His most famous poem, “The Hound of Heaven,” (excerpts of which were read earlier in the Gathering) describes Thompson’s poetic and opium influenced sense that God was always out to find him, chasing after him like a hound at the hunt. We have already established, I hope, that God doesn’t chase us down to force us to become what we are unwilling to become. Instead, God is within each of us, and when we wrestle with God about our destinies, we are wrestling with the God who never leaves us, not the God as outside force who chases us down like a dog.
There are three of Jesus’ parables about lost things from the Gospel of Luke. Many of you know one or more of these stories. There’s a lost sheep. There’s a lost coin, and there’s a lost son. In the first two cases, the person who lost something can go out in search for it. A shepherd, though leaving the other sheep vulnerable, searches for the sheep that is lost. The woman who loses one of only ten coins she has to her name can search high and low until she finds the lost coin. But in the third parable in the trilogy, a father’s son leaves him and home, and the father who is a symbol for God in the poignant parable cannot go out in search of his son. His love for the son stays the same, but he knows that he can’t go out in search of a son who has said, “My place is elsewhere in this world.” All the father can do, which is exactly what he does in the parable, is wait for the son to return. There is no guarantee that he will return. None at all.
Good news, though. Indeed the son does wake up one morning in a pig sty rooting around with the hogs for a bite or two of some pea pods thrown out for that day’s nourishment. Suddenly, he has a clear vision of who he was, and who he could have been had he stayed with who and what he’d been raised to be. The vision was now altered, but the going back home part was not. He knew that they only place where life could ever be even half of what it had been was back at home. That vision will not let go of him until he is back in his father’s presence expecting a reprimand, but instead gets the place of honor at a family feast.
The brilliant Thompson surely had a vision of his own wholeness, undergirded by divine love. This is where he longed to be in life, where he saw himself at his best. This is what he knew down deep he was capable of becoming under the right circumstances, circumstances that tragically never came around long enough for Francis Thompson to hold on to; or so he thought.
You might be interested in knowing his poem, “The Hound of Heaven,” is the source for the phrase, “with all deliberate speed.” This was used by the Supreme Court in Brown, case II, which has been referred to as “the remedy phase of the famous decision on school desegregation.”
What human need has gripped you in terms of your ability to help?
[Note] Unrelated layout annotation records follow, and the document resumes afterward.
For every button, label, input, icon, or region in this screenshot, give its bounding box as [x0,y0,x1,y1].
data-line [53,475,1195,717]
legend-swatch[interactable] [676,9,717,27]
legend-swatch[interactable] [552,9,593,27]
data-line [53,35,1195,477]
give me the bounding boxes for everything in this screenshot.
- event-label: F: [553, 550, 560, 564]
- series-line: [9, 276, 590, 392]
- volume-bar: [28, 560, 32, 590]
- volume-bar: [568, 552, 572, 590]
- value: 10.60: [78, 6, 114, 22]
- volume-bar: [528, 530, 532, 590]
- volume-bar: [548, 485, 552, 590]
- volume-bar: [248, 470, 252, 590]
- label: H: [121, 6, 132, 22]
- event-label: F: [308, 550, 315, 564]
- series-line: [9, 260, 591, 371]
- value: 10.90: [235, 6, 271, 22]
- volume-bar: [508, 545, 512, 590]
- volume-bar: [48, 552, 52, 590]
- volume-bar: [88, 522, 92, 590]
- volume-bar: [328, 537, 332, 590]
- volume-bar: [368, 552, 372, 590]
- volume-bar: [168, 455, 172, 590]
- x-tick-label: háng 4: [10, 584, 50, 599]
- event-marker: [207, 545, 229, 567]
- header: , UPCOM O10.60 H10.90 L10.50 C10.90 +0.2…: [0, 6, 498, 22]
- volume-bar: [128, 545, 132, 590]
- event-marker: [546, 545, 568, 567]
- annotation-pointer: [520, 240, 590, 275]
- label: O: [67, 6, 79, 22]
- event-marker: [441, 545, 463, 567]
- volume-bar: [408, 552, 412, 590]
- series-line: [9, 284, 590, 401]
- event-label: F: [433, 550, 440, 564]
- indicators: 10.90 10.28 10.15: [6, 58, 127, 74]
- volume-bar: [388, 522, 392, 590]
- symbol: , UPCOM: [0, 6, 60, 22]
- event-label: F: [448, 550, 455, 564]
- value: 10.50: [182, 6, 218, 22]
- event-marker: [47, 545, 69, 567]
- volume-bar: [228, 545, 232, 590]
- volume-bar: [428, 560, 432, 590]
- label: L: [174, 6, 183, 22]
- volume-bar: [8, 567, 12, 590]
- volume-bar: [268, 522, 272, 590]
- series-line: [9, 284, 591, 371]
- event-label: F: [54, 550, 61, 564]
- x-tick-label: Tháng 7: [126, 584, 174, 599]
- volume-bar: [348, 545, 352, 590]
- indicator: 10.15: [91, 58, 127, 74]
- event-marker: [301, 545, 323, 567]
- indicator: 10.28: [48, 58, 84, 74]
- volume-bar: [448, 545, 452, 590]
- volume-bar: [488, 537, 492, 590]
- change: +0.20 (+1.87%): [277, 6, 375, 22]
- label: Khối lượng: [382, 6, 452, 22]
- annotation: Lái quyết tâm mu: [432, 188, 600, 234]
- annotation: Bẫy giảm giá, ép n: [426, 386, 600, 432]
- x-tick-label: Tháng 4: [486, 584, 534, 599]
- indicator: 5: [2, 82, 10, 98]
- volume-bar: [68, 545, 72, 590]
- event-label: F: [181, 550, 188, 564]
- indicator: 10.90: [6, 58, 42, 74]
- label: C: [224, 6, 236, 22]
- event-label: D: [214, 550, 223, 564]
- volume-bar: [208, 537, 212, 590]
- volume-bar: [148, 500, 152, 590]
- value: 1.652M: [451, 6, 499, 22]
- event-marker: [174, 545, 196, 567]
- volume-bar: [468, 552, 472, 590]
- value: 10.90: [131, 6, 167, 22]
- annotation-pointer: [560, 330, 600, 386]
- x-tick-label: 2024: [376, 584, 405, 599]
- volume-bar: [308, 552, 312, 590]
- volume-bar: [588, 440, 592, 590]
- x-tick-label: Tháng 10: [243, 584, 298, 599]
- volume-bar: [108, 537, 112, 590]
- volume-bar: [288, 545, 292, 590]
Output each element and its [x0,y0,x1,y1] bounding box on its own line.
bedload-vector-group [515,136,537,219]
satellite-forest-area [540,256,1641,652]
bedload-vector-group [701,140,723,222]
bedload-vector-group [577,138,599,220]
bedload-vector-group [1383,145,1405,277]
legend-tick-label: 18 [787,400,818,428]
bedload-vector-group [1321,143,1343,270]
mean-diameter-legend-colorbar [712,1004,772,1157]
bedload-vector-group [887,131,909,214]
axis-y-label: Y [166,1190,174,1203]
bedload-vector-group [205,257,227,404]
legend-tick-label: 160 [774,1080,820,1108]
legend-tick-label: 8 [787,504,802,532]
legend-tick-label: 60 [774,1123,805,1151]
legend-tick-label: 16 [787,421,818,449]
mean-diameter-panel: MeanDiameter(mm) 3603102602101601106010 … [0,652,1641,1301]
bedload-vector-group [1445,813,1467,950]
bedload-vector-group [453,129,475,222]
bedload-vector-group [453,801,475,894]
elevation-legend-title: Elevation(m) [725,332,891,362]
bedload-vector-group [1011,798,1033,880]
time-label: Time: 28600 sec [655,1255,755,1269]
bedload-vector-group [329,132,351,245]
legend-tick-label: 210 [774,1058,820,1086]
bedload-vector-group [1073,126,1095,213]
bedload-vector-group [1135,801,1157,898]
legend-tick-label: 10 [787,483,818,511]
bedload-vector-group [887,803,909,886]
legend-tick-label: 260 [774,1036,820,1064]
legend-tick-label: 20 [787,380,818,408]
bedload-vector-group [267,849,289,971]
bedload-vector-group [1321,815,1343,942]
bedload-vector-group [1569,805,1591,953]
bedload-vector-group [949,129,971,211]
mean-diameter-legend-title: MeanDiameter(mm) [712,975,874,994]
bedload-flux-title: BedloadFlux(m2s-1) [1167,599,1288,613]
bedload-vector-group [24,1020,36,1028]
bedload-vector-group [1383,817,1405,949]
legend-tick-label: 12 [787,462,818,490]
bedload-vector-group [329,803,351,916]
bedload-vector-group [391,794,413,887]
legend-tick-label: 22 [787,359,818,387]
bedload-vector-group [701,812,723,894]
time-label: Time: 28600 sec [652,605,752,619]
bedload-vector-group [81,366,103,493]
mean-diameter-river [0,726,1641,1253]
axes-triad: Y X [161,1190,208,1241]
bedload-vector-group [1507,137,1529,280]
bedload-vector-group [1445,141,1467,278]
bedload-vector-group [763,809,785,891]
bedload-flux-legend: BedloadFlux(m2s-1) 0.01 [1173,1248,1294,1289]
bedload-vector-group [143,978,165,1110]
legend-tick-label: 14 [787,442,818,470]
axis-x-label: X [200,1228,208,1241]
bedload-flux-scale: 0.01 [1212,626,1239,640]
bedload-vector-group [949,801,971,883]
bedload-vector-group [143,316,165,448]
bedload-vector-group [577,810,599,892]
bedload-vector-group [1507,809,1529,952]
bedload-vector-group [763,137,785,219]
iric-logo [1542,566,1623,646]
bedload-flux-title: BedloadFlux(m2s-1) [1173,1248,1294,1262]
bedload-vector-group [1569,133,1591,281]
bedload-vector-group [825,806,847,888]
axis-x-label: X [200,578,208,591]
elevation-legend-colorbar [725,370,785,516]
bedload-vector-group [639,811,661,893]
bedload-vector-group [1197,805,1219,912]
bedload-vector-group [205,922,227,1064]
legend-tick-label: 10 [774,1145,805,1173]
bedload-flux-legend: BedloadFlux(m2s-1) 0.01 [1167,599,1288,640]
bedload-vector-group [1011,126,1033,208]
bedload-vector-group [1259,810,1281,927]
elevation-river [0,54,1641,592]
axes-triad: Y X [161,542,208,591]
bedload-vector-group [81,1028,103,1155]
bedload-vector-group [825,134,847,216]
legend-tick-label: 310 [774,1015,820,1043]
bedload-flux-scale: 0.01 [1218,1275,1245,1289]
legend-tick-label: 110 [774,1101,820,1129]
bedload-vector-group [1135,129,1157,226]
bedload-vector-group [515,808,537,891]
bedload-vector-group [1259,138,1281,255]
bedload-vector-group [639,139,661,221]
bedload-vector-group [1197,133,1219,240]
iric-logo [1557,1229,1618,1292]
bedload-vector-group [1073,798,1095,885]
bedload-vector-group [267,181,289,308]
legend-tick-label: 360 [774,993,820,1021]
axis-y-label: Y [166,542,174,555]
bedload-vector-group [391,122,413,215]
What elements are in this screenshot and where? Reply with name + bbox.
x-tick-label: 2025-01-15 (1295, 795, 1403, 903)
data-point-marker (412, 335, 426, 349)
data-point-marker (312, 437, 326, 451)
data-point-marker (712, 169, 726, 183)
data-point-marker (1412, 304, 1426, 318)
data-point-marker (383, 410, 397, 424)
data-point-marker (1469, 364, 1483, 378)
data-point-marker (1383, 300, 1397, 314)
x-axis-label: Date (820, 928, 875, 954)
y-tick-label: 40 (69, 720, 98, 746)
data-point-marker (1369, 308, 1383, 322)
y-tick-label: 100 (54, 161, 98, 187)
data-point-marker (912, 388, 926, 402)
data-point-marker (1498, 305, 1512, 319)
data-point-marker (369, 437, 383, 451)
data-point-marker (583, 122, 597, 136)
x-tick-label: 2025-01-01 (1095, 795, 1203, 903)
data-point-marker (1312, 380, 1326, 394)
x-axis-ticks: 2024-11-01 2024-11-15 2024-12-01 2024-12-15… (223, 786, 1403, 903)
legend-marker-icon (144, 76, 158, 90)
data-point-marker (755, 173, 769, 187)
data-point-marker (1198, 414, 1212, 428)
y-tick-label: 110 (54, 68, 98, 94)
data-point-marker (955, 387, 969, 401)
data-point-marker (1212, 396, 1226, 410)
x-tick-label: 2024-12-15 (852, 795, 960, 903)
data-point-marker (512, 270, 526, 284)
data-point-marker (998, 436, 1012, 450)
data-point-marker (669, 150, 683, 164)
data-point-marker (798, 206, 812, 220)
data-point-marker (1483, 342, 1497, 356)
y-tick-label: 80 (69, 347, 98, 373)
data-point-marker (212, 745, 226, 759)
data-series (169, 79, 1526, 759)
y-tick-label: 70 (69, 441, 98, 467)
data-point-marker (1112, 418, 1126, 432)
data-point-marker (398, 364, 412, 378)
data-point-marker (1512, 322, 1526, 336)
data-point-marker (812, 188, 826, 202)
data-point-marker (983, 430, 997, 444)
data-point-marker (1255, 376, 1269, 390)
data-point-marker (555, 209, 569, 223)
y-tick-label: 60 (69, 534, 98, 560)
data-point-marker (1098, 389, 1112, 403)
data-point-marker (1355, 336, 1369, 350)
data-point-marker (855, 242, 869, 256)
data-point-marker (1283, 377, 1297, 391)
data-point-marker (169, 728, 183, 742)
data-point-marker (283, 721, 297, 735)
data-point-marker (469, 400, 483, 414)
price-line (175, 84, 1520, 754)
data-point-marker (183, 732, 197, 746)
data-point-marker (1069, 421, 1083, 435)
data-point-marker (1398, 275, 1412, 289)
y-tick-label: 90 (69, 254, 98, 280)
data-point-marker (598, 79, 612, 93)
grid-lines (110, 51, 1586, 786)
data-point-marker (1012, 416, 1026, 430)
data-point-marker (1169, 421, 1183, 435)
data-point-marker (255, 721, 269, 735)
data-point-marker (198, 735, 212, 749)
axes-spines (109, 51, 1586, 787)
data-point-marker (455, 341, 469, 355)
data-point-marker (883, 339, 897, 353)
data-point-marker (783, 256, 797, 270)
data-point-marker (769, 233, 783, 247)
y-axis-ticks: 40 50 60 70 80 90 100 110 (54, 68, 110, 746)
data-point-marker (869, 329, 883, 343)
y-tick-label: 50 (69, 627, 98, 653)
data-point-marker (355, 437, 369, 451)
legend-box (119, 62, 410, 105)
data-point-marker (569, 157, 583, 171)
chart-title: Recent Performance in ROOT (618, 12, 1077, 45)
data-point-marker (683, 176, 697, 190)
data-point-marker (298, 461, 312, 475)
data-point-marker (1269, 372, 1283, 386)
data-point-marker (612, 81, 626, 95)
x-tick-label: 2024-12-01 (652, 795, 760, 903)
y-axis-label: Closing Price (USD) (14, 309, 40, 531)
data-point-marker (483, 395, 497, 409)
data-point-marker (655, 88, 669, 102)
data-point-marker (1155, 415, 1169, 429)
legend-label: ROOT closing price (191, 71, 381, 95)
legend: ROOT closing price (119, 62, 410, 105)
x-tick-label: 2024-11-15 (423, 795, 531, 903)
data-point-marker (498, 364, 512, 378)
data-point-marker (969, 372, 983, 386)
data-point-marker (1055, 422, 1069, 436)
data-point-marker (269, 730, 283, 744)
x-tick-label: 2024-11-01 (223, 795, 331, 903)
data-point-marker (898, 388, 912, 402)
That is your calling. Will you embrace it or run from it? Will you own it or swim away from it as if swimming away from God Godself? The vision may chase you; God will not. God will love you, whatever you decide.
O Love that wilt not let me go, I rest my weary soul in thee; I give thee back the life I owe, That in thine ocean depths its flow May richer, fuller be.
O light that foll’west all my way, I yield my flick’ring torch to thee; My heart restores its borrowed ray, That in thy sunshine’s blaze its day May brighter, fairer be.
O Joy that seekest me through pain, I cannot close my heart to thee; I trace the rainbow through the rain, And feel the promise is not vain, That morn shall tearless be.